Adapter le conte fantastique et absurde de Boris Vian au théâtre est une gageure que relève haut la main Sandrine Molaro et Gilles-Vincent Kapps. Afin de garder tout l’onirisme du texte, tout son univers déroutant, imaginaire, le duo d’artistes, qui nous a enchanté, l’an passé, avec une version acidulée et contemporaine d’un des plus célèbres romans de Gustave Flaubert, a choisi une scénographie et une mise en scène épurées, feutrées pour qu’apparaissent les réincarnations en chair et en os de Colin, Chloé, Chick et Alise, les principaux protagonistes de l’Ecume des jours.
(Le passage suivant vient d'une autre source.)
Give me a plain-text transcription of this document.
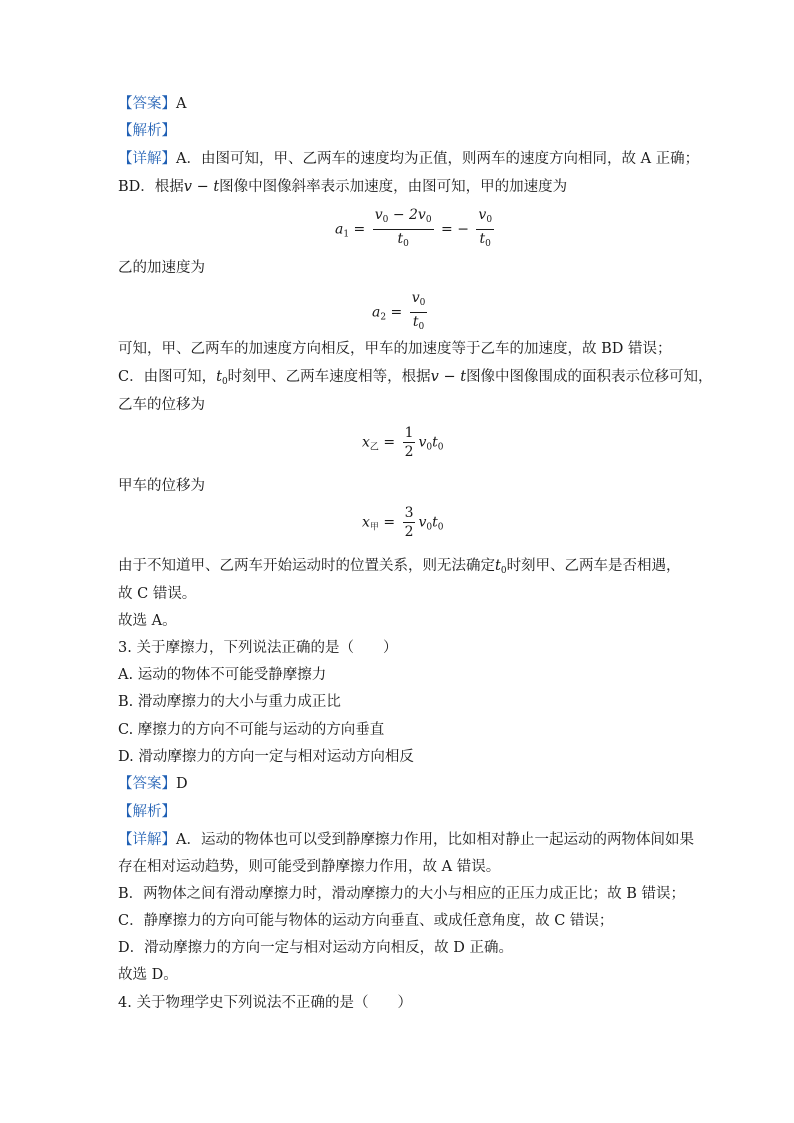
【答案】A
【解析】
【详解】A．由图可知，甲、乙两车的速度均为正值，则两车的速度方向相同，故 A 正确；
BD．根据v − t图像中图像斜率表示加速度，由图可知，甲的加速度为
$a_1 = \frac{v_0 - 2v_0}{t_0}$ = − $\frac{v_0}{t_0}$
乙的加速度为
$a_2 = \frac{v_0}{t_0}$
可知，甲、乙两车的加速度方向相反，甲车的加速度等于乙车的加速度，故 BD 错误；
C．由图可知，$t_0$时刻甲、乙两车速度相等，根据v − t图像中图像围成的面积表示位移可知，
乙车的位移为
$x_乙 = \frac{1}{2} v_0t_0$
甲车的位移为
$x_甲 = \frac{3}{2} v_0t_0$
由于不知道甲、乙两车开始运动时的位置关系，则无法确定$t_0$时刻甲、乙两车是否相遇，
故 C 错误。
故选 A。
3. 关于摩擦力，下列说法正确的是（　　）
A. 运动的物体不可能受静摩擦力
B. 滑动摩擦力的大小与重力成正比
C. 摩擦力的方向不可能与运动的方向垂直
D. 滑动摩擦力的方向一定与相对运动方向相反
【答案】D
【解析】
【详解】A．运动的物体也可以受到静摩擦力作用，比如相对静止一起运动的两物体间如果
存在相对运动趋势，则可能受到静摩擦力作用，故 A 错误。
B．两物体之间有滑动摩擦力时，滑动摩擦力的大小与相应的正压力成正比；故 B 错误；
C．静摩擦力的方向可能与物体的运动方向垂直、或成任意角度，故 C 错误；
D．滑动摩擦力的方向一定与相对运动方向相反，故 D 正确。
故选 D。
4. 关于物理学史下列说法不正确的是（　　）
Ainsi, un papier peint suranné aux motifs floraux et quelques étranges instruments de musique servent d’unique décor. Tout l’univers de la fable de Vian passe dans le jeu des acteurs, dans leur façon de donner vie aux mots, aux objets, au monde surréaliste imaginé par le poète. Tout sonne juste, vrai. Au détour d’une phrase, on visualise parfaitement entre autres, le fameux pianocktail, l’appartement qui s’étiole avec le moral de Colin, la vie de sa tendre épouse, le nénuphar qui pousse dans les poumons de la charmante Chloé.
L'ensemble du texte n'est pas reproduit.